HyperloopTT and rival startup Virgin Hyperloop One have teamed up with authorities all around the world to conduct an almost countless number of feasibility studies, but there seems to be particular attention paid to the Middle East. Here, HyperloopTT has plans for a 10-km (6.2 mi) hyperloop system in Abu Dhabi, with an extension connecting the Emirati capital to Dubai and onward to Riyadh in Saudi Arabia, almost 1,000 km (621 mi) away.
A fully developed Hyperloop system would shuttle passengers and cargo through near-vacuum tubes inside magnetically levitated pods at around the speed of sound. Given that neither HyperloopTT nor Virgin Hyperloop One has demonstrated systems operating at even close to these speeds, or in the case of the former a system successfully operating at all, it’s worth treating any timelines they’re trumpeting with caution.

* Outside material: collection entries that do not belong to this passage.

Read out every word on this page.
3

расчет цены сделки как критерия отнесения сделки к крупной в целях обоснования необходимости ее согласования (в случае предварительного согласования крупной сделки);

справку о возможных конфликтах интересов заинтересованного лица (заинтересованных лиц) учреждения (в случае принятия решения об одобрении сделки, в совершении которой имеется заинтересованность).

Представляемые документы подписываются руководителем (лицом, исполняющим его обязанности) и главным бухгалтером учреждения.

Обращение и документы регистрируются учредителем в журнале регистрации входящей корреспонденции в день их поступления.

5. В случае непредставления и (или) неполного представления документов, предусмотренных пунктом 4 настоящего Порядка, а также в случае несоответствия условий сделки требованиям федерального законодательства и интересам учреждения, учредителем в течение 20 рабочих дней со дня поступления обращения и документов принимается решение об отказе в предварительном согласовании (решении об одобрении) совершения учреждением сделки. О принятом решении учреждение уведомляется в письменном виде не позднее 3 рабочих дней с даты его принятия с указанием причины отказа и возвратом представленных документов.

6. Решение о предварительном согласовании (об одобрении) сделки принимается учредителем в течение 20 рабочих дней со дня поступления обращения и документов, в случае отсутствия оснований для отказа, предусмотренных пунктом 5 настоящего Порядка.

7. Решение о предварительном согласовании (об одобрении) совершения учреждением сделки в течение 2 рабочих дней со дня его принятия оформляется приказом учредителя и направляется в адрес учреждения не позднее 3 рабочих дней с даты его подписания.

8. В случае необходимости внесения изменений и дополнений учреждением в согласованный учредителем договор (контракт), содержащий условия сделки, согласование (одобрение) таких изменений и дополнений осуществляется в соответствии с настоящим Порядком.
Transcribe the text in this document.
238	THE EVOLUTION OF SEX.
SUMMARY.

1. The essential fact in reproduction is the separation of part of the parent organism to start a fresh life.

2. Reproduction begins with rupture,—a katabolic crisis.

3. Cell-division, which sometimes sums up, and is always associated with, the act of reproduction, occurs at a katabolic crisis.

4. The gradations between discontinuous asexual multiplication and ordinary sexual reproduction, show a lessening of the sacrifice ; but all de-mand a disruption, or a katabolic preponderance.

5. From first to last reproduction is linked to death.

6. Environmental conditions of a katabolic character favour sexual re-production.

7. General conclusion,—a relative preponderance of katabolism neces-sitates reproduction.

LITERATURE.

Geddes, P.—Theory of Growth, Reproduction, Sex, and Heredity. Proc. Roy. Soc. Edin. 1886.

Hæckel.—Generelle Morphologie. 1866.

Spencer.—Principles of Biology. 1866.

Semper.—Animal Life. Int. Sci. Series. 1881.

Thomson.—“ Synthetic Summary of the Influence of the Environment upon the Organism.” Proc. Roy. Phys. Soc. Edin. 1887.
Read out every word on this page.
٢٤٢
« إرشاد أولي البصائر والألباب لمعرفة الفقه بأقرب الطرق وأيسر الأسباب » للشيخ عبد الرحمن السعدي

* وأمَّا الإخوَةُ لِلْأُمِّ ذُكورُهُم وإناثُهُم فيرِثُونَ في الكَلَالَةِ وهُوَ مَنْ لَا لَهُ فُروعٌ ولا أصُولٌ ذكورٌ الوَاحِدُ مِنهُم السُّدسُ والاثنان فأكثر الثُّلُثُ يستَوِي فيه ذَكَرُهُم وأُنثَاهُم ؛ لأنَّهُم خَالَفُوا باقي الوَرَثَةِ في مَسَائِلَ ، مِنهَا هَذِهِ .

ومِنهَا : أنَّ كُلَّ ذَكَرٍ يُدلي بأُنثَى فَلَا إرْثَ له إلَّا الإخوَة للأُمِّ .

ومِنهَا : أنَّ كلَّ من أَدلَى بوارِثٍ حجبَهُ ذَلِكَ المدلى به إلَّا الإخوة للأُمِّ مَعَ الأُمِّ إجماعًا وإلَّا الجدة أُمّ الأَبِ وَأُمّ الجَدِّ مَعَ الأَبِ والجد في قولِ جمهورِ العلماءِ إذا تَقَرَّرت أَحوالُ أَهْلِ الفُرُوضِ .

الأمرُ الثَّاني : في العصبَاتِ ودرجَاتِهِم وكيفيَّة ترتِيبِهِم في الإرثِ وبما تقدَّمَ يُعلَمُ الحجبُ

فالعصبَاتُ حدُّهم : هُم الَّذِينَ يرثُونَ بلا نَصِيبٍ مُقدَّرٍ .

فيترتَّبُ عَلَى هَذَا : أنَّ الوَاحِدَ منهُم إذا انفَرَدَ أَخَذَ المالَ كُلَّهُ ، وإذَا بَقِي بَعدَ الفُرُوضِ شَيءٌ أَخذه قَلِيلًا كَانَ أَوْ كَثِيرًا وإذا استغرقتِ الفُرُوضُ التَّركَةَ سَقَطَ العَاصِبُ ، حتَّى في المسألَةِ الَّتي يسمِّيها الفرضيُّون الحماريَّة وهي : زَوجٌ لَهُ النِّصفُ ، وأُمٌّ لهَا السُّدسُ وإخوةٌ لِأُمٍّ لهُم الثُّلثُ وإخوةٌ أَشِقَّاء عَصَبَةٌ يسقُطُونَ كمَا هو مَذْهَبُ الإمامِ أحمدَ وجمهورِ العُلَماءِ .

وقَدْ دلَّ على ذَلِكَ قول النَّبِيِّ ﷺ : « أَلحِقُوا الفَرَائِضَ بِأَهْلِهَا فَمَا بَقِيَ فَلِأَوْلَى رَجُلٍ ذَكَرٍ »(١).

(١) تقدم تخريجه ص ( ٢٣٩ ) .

But in the last eight months or so, HyperloopTT has started to make tangible progress. In April last year it began work on a test facility in Toulouse, France, to host its first full-scale hyperloop system, and then in October it unveiled its first full-scale passenger pod in Spain.
The two have now become acquainted with one another, with the so called Quintero One pod completing the 1,500-km (930-mi) journey on the back of a truck between southern Spain and Toulouse. The company says “final tests are now underway,” though what that means exactly isn’t entirely clear.
Quintero One is made from a composite material developed in-house called Vibranium, inspired by the fictitious super-metal of the same name from the Marvel Comics. With a total length of 32 m (105 ft), the pod is said to have an internal cabin length of 15 m (50 ft) and a total weight of five tons (11,000 lb).
The company said last year when revealing the capsule that it would be fully optimized and ready for passengers in 2019. And in an interview withCNBC this week, CEO Dirk Ahlborn said he expects the first commercial lines to open in 2022, but that rides may become possible much earlier for folks willing to sign a waiver.